We are seeing globalization affected more by religion than by just about any
other factor.
Buruma is different. He is such a good
reporter that he doesn’t need to be belted over the head. (Though he’s not
entirely bereft of presupposition or condescension. For example, he writes:
“People smiled at me in that beatific way of religious converts.” Gee, I and
many in my church are religious converts. I guess we’re all going to have to
start standing in front of the mirror to practise that particular smile.)
He recognises Christianity as a
significant force at work in the lives of many Chinese, and he follows the
story. Two of the book’s 12 chapters are largely on the spread of
Christianity, including a lengthy account of a visit to a house church in a
remote country town. (By contrast, Buddhism scarcely features in the book,
except in connection with Tibet.)
He comments:
The main appeal of
Christianity, over the last hundred years or so, to many Chinese, Koreans,
Vietnamese and Japanese, is that it provided an egalitarian challenge to the
Confucian tradition. It promised to break the hierarchies that dominated
East Asian societies.
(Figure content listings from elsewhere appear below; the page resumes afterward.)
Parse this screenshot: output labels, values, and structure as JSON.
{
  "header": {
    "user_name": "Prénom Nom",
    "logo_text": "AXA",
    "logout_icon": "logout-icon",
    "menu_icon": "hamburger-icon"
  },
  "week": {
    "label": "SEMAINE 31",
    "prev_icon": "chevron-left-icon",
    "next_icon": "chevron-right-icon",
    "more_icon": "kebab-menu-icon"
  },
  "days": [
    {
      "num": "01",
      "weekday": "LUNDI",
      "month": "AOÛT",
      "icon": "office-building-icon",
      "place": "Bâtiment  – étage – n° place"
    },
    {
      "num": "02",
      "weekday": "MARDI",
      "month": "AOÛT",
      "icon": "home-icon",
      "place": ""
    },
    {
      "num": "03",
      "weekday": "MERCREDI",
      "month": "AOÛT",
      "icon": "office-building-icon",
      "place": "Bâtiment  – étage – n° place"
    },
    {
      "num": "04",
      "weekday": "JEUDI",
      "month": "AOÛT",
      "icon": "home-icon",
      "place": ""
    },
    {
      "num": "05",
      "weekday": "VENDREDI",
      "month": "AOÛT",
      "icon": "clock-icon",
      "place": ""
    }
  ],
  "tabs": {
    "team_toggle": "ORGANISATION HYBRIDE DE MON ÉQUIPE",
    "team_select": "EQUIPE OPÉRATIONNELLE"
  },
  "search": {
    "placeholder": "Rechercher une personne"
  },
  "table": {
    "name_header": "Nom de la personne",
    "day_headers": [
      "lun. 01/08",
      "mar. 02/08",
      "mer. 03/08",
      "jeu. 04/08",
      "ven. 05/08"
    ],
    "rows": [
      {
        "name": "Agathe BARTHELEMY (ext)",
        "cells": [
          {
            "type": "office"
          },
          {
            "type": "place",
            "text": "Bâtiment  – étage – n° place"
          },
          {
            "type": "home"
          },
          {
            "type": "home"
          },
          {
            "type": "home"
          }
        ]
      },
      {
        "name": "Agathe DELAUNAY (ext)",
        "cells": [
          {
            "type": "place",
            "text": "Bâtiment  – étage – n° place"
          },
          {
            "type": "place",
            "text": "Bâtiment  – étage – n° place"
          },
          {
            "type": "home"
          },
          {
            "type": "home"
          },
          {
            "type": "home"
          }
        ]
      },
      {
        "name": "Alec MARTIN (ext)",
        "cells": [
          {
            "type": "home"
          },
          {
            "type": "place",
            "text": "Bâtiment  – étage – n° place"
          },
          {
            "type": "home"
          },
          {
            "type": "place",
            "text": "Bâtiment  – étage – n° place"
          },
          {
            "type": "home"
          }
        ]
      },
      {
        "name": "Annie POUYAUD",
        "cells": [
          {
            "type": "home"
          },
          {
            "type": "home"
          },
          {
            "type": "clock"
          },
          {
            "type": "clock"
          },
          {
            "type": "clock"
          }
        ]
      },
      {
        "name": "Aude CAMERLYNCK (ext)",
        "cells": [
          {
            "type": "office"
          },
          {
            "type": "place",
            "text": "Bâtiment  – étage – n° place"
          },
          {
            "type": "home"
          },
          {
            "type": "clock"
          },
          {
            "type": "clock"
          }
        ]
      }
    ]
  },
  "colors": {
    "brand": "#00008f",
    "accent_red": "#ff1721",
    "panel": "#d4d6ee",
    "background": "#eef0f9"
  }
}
Christian activists like to think that universal and
unconditional love are essential to the establishment of democratic freedom.
That is why rebellions against dictatorships have often been initiated and
led by Christians.
However, he also notes that a previous
attempt at mass conversion to Christianity of the Chinese – in the 1850s and
1860s by a failed Confucian scholar, who became convinced he was Jesus’
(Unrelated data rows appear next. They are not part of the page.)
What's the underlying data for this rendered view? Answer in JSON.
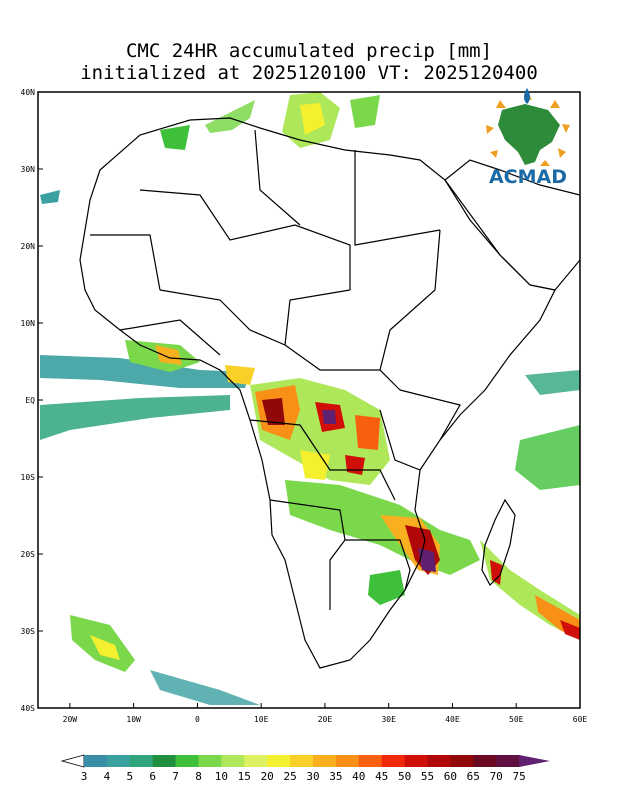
{
  "title_line1": "CMC 24HR accumulated precip [mm]",
  "title_line2": "initialized at 2025120100 VT: 2025120400",
  "logo_text": "ACMAD",
  "map": {
    "lon_range": [
      -25,
      60
    ],
    "lat_range": [
      -40,
      40
    ],
    "lat_ticks": [
      {
        "value": 40,
        "label": "40N"
      },
      {
        "value": 30,
        "label": "30N"
      },
      {
        "value": 20,
        "label": "20N"
      },
      {
        "value": 10,
        "label": "10N"
      },
      {
        "value": 0,
        "label": "EQ"
      },
      {
        "value": -10,
        "label": "10S"
      },
      {
        "value": -20,
        "label": "20S"
      },
      {
        "value": -30,
        "label": "30S"
      },
      {
        "value": -40,
        "label": "40S"
      }
    ],
    "lon_ticks": [
      {
        "value": -20,
        "label": "20W"
      },
      {
        "value": -10,
        "label": "10W"
      },
      {
        "value": 0,
        "label": "0"
      },
      {
        "value": 10,
        "label": "10E"
      },
      {
        "value": 20,
        "label": "20E"
      },
      {
        "value": 30,
        "label": "30E"
      },
      {
        "value": 40,
        "label": "40E"
      },
      {
        "value": 50,
        "label": "50E"
      },
      {
        "value": 60,
        "label": "60E"
      }
    ]
  },
  "colorbar": {
    "labels": [
      "3",
      "4",
      "5",
      "6",
      "7",
      "8",
      "10",
      "15",
      "20",
      "25",
      "30",
      "35",
      "40",
      "45",
      "50",
      "55",
      "60",
      "65",
      "70",
      "75"
    ],
    "colors": [
      "#3a8fa8",
      "#3aa0a0",
      "#2ea57a",
      "#209040",
      "#3fc03a",
      "#7ad84a",
      "#aee85a",
      "#dcf060",
      "#f4f030",
      "#f8d028",
      "#f8b020",
      "#f89018",
      "#f86010",
      "#f02808",
      "#d01008",
      "#b00808",
      "#900808",
      "#6a0a20",
      "#601040",
      "#602070"
    ]
  },
  "chart_data": {
    "type": "heatmap",
    "title": "CMC 24HR accumulated precip [mm]",
    "subtitle": "initialized at 2025120100 VT: 2025120400",
    "units": "mm",
    "xlim": [
      -25,
      60
    ],
    "ylim": [
      -40,
      40
    ],
    "levels": [
      3,
      4,
      5,
      6,
      7,
      8,
      10,
      15,
      20,
      25,
      30,
      35,
      40,
      45,
      50,
      55,
      60,
      65,
      70,
      75
    ]
  }
}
younger brother – ended in war and the death of millions.
What might happen now to China?
Buruma is convinced that Communist rule
is ending. He finds:
There was an
unmistakable stink of political, social and moral decay in the People’s
Republic, the smell of a dynasty at the end of its tether.
But there are still perhaps more
questions than answers:
Encounters with Chinese dissidents and protesters threw up new questions.
Why were so many of them Christians?…Is it perhaps true, as Christians often
claim, that a faith which came of age in Europe can be the only basis for
liberal institutions that also ripened there? Is there something about
Christianity – its egalitarianism, perhaps – that lends itself to struggles
for political freedom? Or will other faiths, more in tune with Chinese
traditions, provide the spur for political change? What, if any, is the
connection between spiritual and political change?
Dissidents featured in the book who have
become Christians include Yuan Zhiming, now chief director of the
China Soul for Christ
Foundation, and Xie Xuanjun, a writer. They were two of the five authors
of the explosive River Elegy television series, which helped spark
the Tiananmen protests. Others are former student leader Zhang Boli, now a
pastor, and Han Dongfang, previously a worker’s representative.
These people almost overturned the
Chinese Communist dynasty on their first go. Which raises a final question:
What might happen now that they have God on their side?